6 – He Brutalized the Czechs & Began the Deportations of Jews to the Camps
When Hitler decided to expand into Czechoslovakia, Heydrich came up with the idea to encourage the ethnic Germans in the Sudetenland region to join the Nazis as a means of destabilizing the area. The Czech government gave up control of the Sudetenland to Germany on August 1, 1938.
Heydrich’s evil deeds escalated, and he helped organize Kristallnacht on November 9/10, 1938. The ‘Night of Broken Glass’ involved attacks on Jews living in Germany and Austria. Synagogues, businesses and homes were attacked, and broken glass littered the streets.

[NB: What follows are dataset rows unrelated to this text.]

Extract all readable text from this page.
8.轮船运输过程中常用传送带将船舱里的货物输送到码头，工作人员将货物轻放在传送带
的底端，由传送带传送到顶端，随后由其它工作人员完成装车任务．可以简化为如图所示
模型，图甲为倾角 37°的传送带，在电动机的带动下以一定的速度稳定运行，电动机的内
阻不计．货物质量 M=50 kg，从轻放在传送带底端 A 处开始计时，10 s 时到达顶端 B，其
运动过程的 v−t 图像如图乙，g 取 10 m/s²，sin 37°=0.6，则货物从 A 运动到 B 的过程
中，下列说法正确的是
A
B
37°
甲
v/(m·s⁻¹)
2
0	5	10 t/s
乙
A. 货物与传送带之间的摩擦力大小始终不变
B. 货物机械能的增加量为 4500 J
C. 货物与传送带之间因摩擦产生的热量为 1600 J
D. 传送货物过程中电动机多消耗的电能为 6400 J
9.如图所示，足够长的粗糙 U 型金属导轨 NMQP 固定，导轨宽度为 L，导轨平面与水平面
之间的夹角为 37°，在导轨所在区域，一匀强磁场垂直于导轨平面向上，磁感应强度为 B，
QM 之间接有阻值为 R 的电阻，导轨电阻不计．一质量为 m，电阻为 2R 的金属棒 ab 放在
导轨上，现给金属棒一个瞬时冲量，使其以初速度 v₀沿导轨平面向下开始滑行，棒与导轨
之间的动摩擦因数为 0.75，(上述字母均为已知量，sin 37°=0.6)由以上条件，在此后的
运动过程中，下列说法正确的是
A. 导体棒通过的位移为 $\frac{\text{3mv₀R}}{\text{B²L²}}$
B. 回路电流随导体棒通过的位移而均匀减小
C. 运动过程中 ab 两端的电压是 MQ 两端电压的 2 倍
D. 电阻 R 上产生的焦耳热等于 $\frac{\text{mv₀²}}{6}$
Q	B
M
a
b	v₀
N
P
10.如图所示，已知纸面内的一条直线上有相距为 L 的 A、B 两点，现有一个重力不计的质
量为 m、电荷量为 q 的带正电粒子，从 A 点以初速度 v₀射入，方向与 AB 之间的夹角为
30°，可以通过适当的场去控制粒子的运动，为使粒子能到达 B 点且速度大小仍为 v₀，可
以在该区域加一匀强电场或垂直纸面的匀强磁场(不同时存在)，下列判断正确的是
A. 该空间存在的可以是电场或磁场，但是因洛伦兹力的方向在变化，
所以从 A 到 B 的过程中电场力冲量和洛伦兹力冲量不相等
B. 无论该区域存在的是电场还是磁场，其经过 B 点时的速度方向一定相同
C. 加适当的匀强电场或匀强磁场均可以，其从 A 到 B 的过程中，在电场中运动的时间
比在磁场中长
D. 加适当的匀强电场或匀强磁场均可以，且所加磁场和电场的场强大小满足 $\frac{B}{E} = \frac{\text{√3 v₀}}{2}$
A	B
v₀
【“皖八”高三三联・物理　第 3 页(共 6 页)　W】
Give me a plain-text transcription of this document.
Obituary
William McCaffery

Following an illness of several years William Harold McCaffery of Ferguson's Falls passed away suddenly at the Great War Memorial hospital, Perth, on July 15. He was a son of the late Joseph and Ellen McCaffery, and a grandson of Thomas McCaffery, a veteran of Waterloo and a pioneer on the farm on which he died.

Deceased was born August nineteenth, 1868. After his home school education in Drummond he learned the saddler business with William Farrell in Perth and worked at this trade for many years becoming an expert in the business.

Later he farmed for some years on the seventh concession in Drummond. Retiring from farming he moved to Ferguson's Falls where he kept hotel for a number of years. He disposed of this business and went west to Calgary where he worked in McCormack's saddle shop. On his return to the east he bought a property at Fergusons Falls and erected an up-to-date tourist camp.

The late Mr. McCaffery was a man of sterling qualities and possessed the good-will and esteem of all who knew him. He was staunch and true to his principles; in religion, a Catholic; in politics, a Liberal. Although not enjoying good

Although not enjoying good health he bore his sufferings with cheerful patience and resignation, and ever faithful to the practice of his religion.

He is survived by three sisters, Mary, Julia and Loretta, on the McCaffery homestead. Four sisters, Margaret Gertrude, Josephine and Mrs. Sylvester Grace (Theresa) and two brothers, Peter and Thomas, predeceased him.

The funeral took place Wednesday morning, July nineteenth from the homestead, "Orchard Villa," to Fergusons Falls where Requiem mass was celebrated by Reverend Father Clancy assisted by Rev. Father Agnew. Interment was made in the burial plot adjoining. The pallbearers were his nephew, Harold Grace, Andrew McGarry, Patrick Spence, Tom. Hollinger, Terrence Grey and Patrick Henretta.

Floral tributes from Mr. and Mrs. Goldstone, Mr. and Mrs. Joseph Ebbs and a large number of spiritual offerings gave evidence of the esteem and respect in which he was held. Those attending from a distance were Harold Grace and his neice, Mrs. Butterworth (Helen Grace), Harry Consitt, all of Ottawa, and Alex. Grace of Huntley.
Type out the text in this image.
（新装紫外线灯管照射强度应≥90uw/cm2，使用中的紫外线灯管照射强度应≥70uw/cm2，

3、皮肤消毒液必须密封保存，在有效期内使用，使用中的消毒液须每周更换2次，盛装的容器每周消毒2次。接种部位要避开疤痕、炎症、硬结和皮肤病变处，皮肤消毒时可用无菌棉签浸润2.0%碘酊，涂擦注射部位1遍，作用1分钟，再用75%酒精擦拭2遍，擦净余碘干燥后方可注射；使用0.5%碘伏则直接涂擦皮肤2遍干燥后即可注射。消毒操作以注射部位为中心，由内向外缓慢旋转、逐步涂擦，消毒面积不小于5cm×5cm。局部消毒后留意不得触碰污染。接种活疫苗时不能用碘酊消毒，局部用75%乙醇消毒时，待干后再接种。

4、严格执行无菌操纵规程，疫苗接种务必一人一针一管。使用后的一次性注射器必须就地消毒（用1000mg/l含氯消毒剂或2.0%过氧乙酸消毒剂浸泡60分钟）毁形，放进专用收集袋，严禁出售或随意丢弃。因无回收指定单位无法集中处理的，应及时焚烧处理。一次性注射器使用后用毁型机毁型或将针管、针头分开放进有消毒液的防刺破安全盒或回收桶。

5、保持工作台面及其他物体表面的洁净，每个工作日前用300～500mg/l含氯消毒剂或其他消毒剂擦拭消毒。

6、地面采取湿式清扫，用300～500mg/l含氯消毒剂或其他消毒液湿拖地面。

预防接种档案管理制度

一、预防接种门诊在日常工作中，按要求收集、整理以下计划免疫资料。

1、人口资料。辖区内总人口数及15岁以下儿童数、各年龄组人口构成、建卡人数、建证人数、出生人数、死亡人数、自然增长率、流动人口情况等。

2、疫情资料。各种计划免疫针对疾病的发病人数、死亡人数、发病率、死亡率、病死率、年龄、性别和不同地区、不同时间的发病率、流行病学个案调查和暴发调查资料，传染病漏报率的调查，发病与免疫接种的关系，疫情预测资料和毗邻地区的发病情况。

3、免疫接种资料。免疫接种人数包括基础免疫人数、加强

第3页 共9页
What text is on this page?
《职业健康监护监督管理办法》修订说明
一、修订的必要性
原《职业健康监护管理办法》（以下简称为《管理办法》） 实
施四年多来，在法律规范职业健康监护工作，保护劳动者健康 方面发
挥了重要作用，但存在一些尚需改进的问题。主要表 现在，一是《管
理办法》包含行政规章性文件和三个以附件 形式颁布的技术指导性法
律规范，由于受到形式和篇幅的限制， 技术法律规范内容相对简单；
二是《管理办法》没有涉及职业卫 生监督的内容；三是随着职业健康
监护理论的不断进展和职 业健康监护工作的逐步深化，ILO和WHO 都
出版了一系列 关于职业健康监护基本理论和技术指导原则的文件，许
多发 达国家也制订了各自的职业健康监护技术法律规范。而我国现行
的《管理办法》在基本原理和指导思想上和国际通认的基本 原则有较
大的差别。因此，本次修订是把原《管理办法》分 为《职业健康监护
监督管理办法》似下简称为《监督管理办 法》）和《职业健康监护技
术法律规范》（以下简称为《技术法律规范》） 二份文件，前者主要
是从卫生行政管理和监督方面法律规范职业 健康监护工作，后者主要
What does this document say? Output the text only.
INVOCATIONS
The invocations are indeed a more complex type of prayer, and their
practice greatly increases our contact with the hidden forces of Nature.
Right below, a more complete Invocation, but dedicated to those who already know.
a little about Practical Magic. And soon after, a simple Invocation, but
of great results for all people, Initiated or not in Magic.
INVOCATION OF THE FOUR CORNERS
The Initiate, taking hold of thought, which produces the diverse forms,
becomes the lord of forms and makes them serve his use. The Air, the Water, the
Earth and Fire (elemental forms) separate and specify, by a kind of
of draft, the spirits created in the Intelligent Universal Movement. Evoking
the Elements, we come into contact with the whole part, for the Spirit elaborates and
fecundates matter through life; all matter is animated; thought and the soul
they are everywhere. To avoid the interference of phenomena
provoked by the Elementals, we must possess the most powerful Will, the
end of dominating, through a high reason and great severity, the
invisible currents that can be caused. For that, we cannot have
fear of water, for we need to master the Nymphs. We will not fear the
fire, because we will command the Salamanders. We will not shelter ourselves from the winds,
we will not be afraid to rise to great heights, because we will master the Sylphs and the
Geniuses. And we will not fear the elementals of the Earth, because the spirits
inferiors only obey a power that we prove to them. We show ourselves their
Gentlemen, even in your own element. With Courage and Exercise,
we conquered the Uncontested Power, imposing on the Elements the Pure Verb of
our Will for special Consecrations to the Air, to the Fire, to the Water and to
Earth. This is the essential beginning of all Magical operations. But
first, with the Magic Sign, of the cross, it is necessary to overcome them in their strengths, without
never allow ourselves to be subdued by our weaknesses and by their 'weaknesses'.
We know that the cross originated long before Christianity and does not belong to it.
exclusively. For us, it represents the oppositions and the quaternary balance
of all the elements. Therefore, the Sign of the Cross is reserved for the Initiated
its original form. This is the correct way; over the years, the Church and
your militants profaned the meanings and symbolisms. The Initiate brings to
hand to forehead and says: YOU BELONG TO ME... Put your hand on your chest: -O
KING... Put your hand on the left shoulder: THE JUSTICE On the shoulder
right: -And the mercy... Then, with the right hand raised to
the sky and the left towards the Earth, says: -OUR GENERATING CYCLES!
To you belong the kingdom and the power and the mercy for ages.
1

Hundreds of Jews died during these attacks and Heydrich ordered the arrest of 30,000 Jews who were sent to concentration camps. It was the beginning of the mass deportation of Jews and Heydrich had a major part to play in their extermination.
He convened the Wannsee Conference in Berlin in January 1942. This meeting involved 15 top bureaucrats from the Reich, and it was at this event that the idea for the Final Solution was coordinated. Heydrich said that the plan was to rid Europe of Jews from east to west. The Nazis wanted to kill all 11 million Jews in Europe and the Soviet Union. The first instance of mass gassing of Jews occurred in Auschwitz, Poland in the middle of 1942. Over 1 million people died at Auschwitz out of a total of 6 million Jews that died during World War II.
Meanwhile, Heydrich continued his plan to destabilize Czechoslovakia by inciting riots in parts of Slovakia and sending in a so-called ‘sabotage squad’ in January 1939. He was appointed Deputy Reich Protector of Bohemia and Moravia in September 1941 and set up his HQ in Prague. He cynically applied a carrot and stick approach in this role. On the one hand, he gave free shoes and food rations to workers and made the populace think he was helping them find work. On the other hand, he suppressed the black market and tortured and murdered members of the resistance movement.
While industrial output increased, inflation and food shortages were a problem. Heydrich’s apparent goodwill towards the people masked his real intentions. Ultimately, his goal was to get rid of up to two-third of the population via deportation to the Soviet Union or murder. The Ministry of Labour conscripted up to 100,000 Czechs and forced them to work anywhere in the Reich while their workday was increased from 8 to 12 hours. Heydrich was on top of the world, but once again, his arrogance came back to haunt him, this time with fatal consequences.